Even after having five children, John and Laura Reites had never heard of spina bifida, a crippling birth defect more common than muscular dystrophy and cystic fibrosis combined. Nor had they heard that folic acid could prevent up to 70 percent of spina bifida cases.

Their education in such matters came in the obstetrician's office in 1995, when their sixth child, Christian, became one of the 200 North Carolina children who would be diagnosed that year with a neural tube defect.

"It frustrates me that spina bifida is the No. 1 crippler of newborns, and you hear so little about it and how to prevent it," John Reites said.

His frustration is shared by those who have fought for a state-supported campaign to promote folic acid use and reduce the state's incidence of neural tube defects -- anencephaly, encephalocele and spina bifida. The first two defects generally are fatal; spina bifida, which occurs when the spinal cord fails to close, is not. The hole causes some degree of paralysis, brain complications and bladder failure, depending upon where the lesion occurs. The higher the lesion, the more nerves are affected and the more severe the problems.

North Carolina has the highest rate of these defects in the nation.

And although John Reites isn't one to ponder what-ifs -- he wouldn't trade his son for anything -- the stark truth is that, for three years before Christian was conceived, federal health agencies

had been recommending that women take folic acid to prevent neural tube defects. Somehow, that important message hadn't spread across North Carolina, to Cumberland County, where the Reiteses live.

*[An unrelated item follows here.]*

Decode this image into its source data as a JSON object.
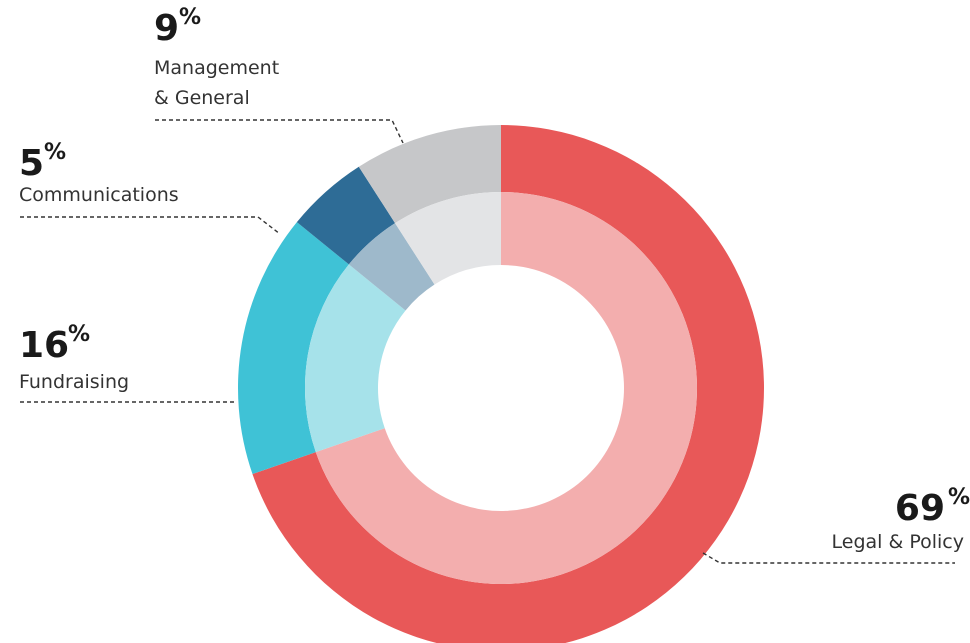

"These kids are paralyzed, like kids with polio," said T.W. Sadler, director of the Birth Defects Center at UNC Hospitals in Chapel Hill and co-chairman of the N.C. Folic Acid Council. "If we had cases of polio in this state like we have cases of kids with neural tube defects, we'd be all over it. We'd be going crazy."

Instead, advocates have had to penny-pinch to put together any type of educational campaign.

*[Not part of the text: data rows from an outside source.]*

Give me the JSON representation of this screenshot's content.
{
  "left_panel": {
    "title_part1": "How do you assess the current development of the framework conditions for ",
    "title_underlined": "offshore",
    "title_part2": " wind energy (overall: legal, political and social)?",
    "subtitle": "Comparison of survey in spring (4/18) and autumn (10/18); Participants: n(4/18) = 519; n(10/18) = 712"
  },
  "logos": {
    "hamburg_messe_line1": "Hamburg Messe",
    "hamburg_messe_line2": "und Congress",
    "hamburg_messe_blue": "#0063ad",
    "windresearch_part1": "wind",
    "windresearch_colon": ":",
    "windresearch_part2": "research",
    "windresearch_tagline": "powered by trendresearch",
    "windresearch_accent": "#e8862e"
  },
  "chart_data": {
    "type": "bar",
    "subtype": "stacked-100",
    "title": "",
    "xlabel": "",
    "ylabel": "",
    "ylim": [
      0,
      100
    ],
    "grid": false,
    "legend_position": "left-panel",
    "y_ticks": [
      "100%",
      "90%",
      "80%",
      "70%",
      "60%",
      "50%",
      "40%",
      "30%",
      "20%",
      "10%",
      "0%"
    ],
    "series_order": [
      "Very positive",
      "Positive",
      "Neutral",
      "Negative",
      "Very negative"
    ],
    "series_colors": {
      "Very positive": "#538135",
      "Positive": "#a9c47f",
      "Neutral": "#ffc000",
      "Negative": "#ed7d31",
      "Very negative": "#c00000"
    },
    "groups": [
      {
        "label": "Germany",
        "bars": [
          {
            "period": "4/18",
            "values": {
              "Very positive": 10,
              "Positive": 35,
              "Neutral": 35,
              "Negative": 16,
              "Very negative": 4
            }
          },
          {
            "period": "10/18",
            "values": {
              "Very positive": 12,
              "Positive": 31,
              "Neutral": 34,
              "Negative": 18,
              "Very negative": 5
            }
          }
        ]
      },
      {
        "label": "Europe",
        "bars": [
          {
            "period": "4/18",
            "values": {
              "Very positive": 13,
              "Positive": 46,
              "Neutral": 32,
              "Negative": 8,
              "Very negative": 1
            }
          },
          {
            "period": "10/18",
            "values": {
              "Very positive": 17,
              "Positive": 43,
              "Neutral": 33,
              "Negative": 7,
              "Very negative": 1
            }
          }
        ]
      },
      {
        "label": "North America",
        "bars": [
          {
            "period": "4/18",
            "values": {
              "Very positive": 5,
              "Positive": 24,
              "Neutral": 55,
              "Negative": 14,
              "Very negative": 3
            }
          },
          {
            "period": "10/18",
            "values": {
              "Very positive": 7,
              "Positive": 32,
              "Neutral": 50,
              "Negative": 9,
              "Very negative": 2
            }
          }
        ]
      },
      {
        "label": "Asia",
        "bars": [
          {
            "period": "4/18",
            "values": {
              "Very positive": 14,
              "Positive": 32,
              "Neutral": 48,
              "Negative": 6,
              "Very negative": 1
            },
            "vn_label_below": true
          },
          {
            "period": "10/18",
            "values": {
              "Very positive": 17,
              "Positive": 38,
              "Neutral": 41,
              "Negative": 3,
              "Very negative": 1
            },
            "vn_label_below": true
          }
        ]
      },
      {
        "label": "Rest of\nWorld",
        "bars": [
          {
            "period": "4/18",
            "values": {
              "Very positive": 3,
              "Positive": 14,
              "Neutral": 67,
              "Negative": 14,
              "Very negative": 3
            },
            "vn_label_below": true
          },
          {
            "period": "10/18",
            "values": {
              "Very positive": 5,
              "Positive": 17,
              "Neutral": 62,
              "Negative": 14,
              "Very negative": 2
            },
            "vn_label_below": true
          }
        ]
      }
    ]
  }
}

This year for the first time, the General Assembly allocated $150,000 to begin a trial program to raise awareness about folic acid in the Western part of the state, where neural tube defects are especially prevalent.

Legislators approved $200,000 for a birth defects surveillance system to help health officials pinpoint the communities where neural tube defects most often strike. Effective monitoring would also help officials know what educational efforts are working, and what more needs to be done.

Just this month, Gov. Jim Hunt announced another $350,000 infusion for folic acid education from the $67 million budgeted to Smart Start. That money will be used for a broader campaign, paying for pamphlets, brochures and posters for doctors' offices and clinics, and reminders for doctors to urge their patients to take folic acid. Advocates are encouraged by the money: "It will help save the health and lives of babies," said Kay James, executive director of the state's eastern chapter of the March of Dimes, which has fought for folic acid promotion for years.

What price prevention?

Still, the money is just a fraction of what's needed. The Centers for Disease Control and Prevention says North Carolina should spend at least $1 million a year on education and surveillance to adequately address prevention.